Elle a alors décidé de travailler comme infirmière à son compte pour des firmes de services financiers. C’est à ce moment-là qu’elle a fait une rencontre déterminante : le directeur des bureaux de la Financière Sun Life à Rimouski, où elle résidait, l'a convaincue qu’elle avait toutes les qualités requises pour devenir conseillère. « Je lui ai fait confiance, j’ai suivi la formation, et, en 2001, j’ai commencé à travailler dans le domaine », se souvient-elle.

Elle a ensuite rapidement gravi les échelons, et elle occupe maintenant le poste de directrice adjointe. Et jamais elle n’a regretté son choix; elle affirme même que son virage professionnel a littéralement changé sa vie. Car, en plus de lui permettre de s’épanouir, son métier l'amène également à contribuer au succès des autres.

« J’ai toujours aimé aider les gens, et je continue à le faire d'une autre façon », dit-elle.

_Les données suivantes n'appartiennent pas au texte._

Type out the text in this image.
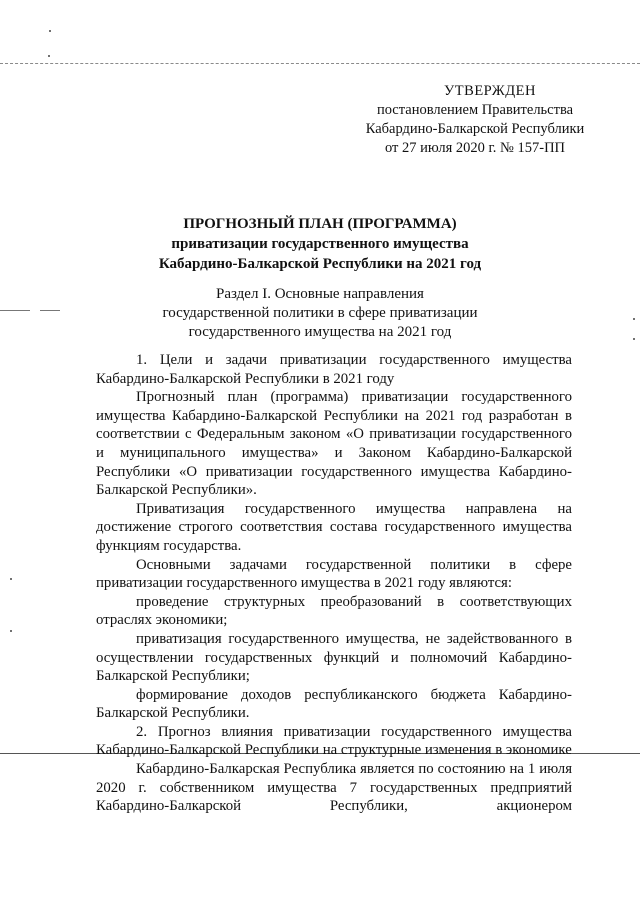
УТВЕРЖДЕН
постановлением Правительства
Кабардино-Балкарской Республики
от 27 июля 2020 г. № 157-ПП
ПРОГНОЗНЫЙ ПЛАН (ПРОГРАММА)
приватизации государственного имущества
Кабардино-Балкарской Республики на 2021 год
Раздел I. Основные направления
государственной политики в сфере приватизации
государственного имущества на 2021 год

1. Цели и задачи приватизации государственного имущества Кабардино-Балкарской Республики в 2021 году

Прогнозный план (программа) приватизации государственного имущества Кабардино-Балкарской Республики на 2021 год разработан в соответствии с Федеральным законом «О приватизации государственного и муниципального имущества» и Законом Кабардино-Балкарской Республики «О приватизации государственного имущества Кабардино-Балкарской Республики».

Приватизация государственного имущества направлена на достижение строгого соответствия состава государственного имущества функциям государства.

Основными задачами государственной политики в сфере приватизации государственного имущества в 2021 году являются:

проведение структурных преобразований в соответствующих отраслях экономики;

приватизация государственного имущества, не задействованного в осуществлении государственных функций и полномочий Кабардино-Балкарской Республики;

формирование доходов республиканского бюджета Кабардино-Балкарской Республики.

2. Прогноз влияния приватизации государственного имущества Кабардино-Балкарской Республики на структурные изменения в экономике

Кабардино-Балкарская Республика является по состоянию на 1 июля 2020 г. собственником имущества 7 государственных предприятий Кабардино-Балкарской Республики, акционером
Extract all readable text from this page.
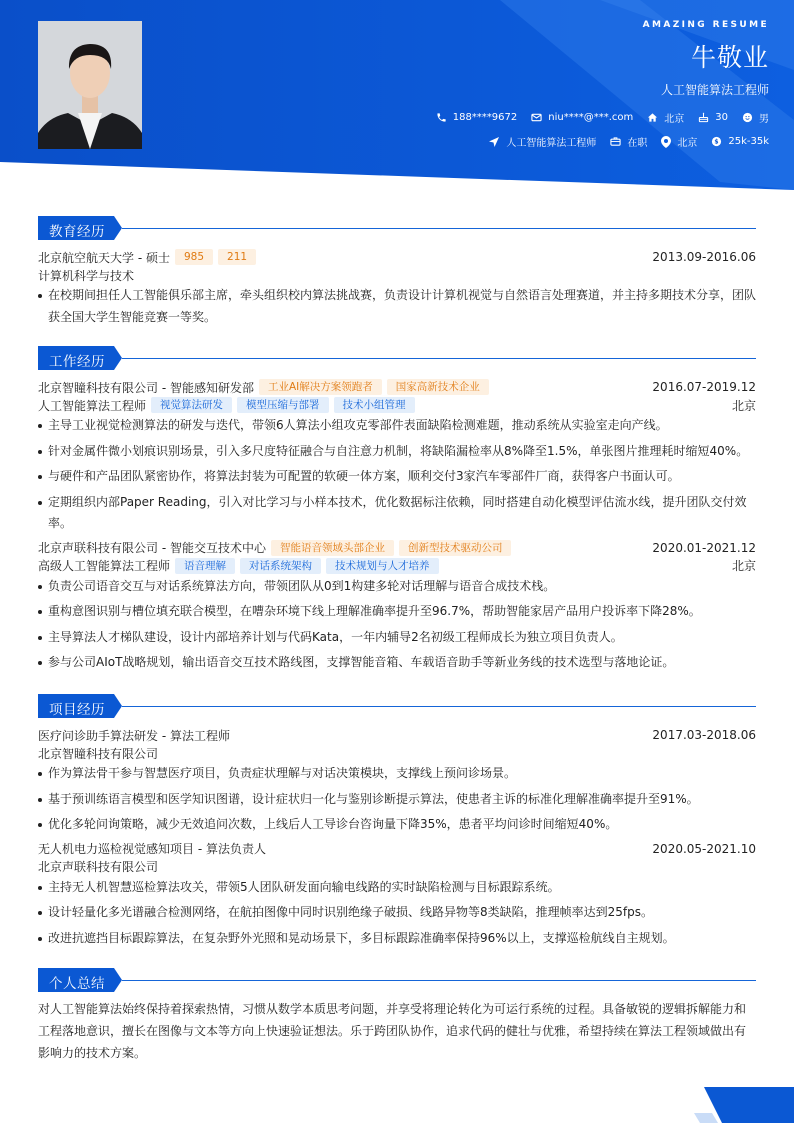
AMAZING RESUME
牛敬业
人工智能算法工程师
188****9672	niu****@***.com	北京	30	男
人工智能算法工程师	在职	北京 $ 25k-35k
教育经历
北京航空航天大学 - 硕士	985	211	2013.09-2016.06
计算机科学与技术
在校期间担任人工智能俱乐部主席，牵头组织校内算法挑战赛，负责设计计算机视觉与自然语言处理赛道，并主持多期技术分享，团队获全国大学生智能竞赛一等奖。
工作经历
北京智瞳科技有限公司 - 智能感知研发部	工业AI解决方案领跑者	国家高新技术企业	2016.07-2019.12
人工智能算法工程师	视觉算法研发	模型压缩与部署	技术小组管理	北京
主导工业视觉检测算法的研发与迭代，带领6人算法小组攻克零部件表面缺陷检测难题，推动系统从实验室走向产线。
针对金属件微小划痕识别场景，引入多尺度特征融合与自注意力机制，将缺陷漏检率从8%降至1.5%，单张图片推理耗时缩短40%。
与硬件和产品团队紧密协作，将算法封装为可配置的软硬一体方案，顺利交付3家汽车零部件厂商，获得客户书面认可。
定期组织内部Paper Reading，引入对比学习与小样本技术，优化数据标注依赖，同时搭建自动化模型评估流水线，提升团队交付效率。
北京声联科技有限公司 - 智能交互技术中心	智能语音领域头部企业	创新型技术驱动公司	2020.01-2021.12
高级人工智能算法工程师	语音理解	对话系统架构	技术规划与人才培养	北京
负责公司语音交互与对话系统算法方向，带领团队从0到1构建多轮对话理解与语音合成技术栈。
重构意图识别与槽位填充联合模型，在嘈杂环境下线上理解准确率提升至96.7%，帮助智能家居产品用户投诉率下降28%。
主导算法人才梯队建设，设计内部培养计划与代码Kata，一年内辅导2名初级工程师成长为独立项目负责人。
参与公司AIoT战略规划，输出语音交互技术路线图，支撑智能音箱、车载语音助手等新业务线的技术选型与落地论证。
项目经历
医疗问诊助手算法研发 - 算法工程师	2017.03-2018.06
北京智瞳科技有限公司
作为算法骨干参与智慧医疗项目，负责症状理解与对话决策模块，支撑线上预问诊场景。
基于预训练语言模型和医学知识图谱，设计症状归一化与鉴别诊断提示算法，使患者主诉的标准化理解准确率提升至91%。
优化多轮问询策略，减少无效追问次数，上线后人工导诊台咨询量下降35%，患者平均问诊时间缩短40%。
无人机电力巡检视觉感知项目 - 算法负责人	2020.05-2021.10
北京声联科技有限公司
主持无人机智慧巡检算法攻关，带领5人团队研发面向输电线路的实时缺陷检测与目标跟踪系统。
设计轻量化多光谱融合检测网络，在航拍图像中同时识别绝缘子破损、线路异物等8类缺陷，推理帧率达到25fps。
改进抗遮挡目标跟踪算法，在复杂野外光照和晃动场景下，多目标跟踪准确率保持96%以上，支撑巡检航线自主规划。
个人总结
对人工智能算法始终保持着探索热情，习惯从数学本质思考问题，并享受将理论转化为可运行系统的过程。具备敏锐的逻辑拆解能力和工程落地意识，擅长在图像与文本等方向上快速验证想法。乐于跨团队协作，追求代码的健壮与优雅，希望持续在算法工程领域做出有影响力的技术方案。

Ainsi, dans son emploi actuel, elle s’occupe principalement de recrutement. « Beaucoup de personnes ne savent pas qu’elles pourraient être de bons conseillers. Je les aide à découvrir leur potentiel et une carrière où elles pourraient mieux concilier travail et vie de famille, tout en ayant une rémunération à la mesure de leurs efforts », dit-elle.

Mais il y a plus, car selon Julie Pouliot, services financiers et santé - son champ d’activité initial - sont liés : « Quand un grave problème de santé survient, rien ne va plus sur le plan financier. Une bonne protection financière fait toute la différence, parce qu'on peut alors se concentrer sur notre guérison. »

Quel que soit leur choix de carrière - ou de deuxième carrière! - ces trois professionnels sont bien la preuve que la passion constitue toujours une excellente source d'inspiration. Progresser, se dépasser, aider les autres... Qui sait jusqu'où la passion nous portera?